Kebijakan ini merupakan respon nyata terhadap aspirasi yang telah lama disuarakan oleh petani tebu. Dengan dukungan ini, pemerintah berharap kesejahteraan petani akan meningkat dan produktivitas tebu nasional dapat lebih optimal.
Mentan juga berharap kebijakan ini segera diterapkan agar petani dapat memanfaatkannya di musim tanam yang sedang berlangsung.
“Kebijakan ini tidak hanya untuk tebu tetapi komoditas lainnya, namun fokusnya pada tebu terlebih dahulu. Kita akan melihat perkembangannya. Semoga dalam satu pekan ini selesai dan bulan ini bisa diterapkan. Karena sekarang musim tanam. Kita berharap bulan ini bisa berjalan,” tandas Mentan.

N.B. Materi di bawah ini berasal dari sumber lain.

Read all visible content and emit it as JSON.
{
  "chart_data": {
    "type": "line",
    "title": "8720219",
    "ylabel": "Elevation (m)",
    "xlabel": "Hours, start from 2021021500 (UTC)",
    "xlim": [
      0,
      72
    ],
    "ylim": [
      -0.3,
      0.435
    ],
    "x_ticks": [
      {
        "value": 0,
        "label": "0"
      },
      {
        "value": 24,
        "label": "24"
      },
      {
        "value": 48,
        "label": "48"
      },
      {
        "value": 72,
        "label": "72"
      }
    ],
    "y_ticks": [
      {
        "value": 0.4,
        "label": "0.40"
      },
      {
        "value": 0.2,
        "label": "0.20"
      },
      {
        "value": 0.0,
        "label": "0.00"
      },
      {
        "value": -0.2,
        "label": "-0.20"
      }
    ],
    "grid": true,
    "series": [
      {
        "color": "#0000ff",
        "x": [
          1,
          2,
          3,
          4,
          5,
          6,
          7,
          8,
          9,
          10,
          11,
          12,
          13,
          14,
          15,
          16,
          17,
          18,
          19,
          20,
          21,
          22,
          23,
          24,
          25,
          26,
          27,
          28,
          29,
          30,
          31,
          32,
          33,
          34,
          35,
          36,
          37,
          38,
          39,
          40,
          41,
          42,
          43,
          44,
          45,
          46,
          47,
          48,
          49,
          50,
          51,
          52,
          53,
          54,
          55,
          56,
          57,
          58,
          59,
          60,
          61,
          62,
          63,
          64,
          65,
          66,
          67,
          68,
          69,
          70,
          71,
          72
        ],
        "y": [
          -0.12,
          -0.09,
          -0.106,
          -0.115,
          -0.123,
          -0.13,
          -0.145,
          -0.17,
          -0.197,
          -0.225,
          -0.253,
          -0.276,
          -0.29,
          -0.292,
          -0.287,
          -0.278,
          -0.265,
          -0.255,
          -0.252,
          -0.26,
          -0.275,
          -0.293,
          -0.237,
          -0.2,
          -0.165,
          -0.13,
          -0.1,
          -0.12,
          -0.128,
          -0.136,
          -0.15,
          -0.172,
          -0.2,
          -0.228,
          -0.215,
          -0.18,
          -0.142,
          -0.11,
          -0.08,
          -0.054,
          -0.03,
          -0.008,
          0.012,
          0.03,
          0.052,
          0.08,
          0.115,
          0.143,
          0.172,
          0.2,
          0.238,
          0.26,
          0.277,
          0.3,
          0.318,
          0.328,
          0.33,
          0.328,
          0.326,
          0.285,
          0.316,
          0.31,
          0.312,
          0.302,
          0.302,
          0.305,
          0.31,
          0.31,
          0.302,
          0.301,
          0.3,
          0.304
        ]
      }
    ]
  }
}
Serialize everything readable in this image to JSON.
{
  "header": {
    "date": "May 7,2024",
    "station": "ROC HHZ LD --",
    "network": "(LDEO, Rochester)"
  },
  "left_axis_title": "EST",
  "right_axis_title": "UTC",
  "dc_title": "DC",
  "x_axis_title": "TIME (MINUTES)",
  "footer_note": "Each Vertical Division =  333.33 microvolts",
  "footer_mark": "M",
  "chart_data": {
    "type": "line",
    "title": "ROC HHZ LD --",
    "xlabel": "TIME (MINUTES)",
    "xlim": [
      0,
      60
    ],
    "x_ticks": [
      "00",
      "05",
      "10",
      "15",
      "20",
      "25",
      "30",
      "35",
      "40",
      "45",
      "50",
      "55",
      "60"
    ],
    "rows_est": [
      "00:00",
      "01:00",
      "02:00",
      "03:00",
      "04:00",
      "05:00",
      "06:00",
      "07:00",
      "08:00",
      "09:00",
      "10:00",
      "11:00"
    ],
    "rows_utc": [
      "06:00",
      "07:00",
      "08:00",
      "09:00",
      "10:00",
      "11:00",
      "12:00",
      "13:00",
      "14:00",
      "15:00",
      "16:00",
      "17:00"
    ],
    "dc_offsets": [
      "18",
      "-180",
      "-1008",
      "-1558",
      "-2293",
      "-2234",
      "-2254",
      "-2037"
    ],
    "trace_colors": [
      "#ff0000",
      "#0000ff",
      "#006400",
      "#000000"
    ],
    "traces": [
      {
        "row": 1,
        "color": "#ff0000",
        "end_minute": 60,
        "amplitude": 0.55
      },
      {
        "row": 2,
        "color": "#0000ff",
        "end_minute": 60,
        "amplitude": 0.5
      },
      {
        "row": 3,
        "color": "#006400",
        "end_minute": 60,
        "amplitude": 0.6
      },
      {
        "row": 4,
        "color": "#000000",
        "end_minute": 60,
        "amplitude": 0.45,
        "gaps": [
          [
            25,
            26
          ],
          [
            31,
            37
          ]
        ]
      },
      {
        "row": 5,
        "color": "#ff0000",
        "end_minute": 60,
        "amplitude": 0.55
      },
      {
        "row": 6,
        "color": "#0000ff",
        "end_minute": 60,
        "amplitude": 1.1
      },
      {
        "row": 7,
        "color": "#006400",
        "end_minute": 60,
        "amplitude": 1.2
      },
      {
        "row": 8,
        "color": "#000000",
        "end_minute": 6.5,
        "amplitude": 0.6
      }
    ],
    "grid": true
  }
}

Diketahui, Mentan mendorong seluruh pemangku kepentingan di sektor perkebunan, terutama tebu, untuk bergerak secara eksponensial dalam meningkatkan produksi gula nasional. Ia menyoroti sejumlah regulasi yang perlu disederhanakan, salah satunya akumulasi pada KUR yang dianggap menyulitkan petani untuk kembali mengakses pembiayaan.
“KUR harus disesuaikan. Jika petani membayar dengan lancar setiap tahun, mengapa tidak bisa mengakses lagi? Harusnya setiap tahun bisa diakses tanpa akumulasi yang menghambat, karena saat ini setelah Rp500 juta, tidak bisa mengambil lagi. Ini menghambat,” kata Amran saat Rapat Kerja Pengembangan Tebu di Kantor PT SGN di Surabaya, Jawa Timur, 11 Juni lalu.
Produksi gula nasional pada tahun 2024 mencapai 2,46 juta ton atau meningkat 8,57 persen dibandingkan produksi tahun 2023 yang sebesar 2,27 juta ton.
Mentan memaparkan enam strategi kunci untuk mewujudkan swasembada gula nasional, mulai dari penguatan penyuluhan kepada petani, perbaikan sistem pengelolaan perkebunan tebu, penyediaan sarana produksi, pemberian kemudahan akses pupuk, penyediaan sarana irigasi, pengelolaan tanah, dan penetapan harga yang menguntungkan petani.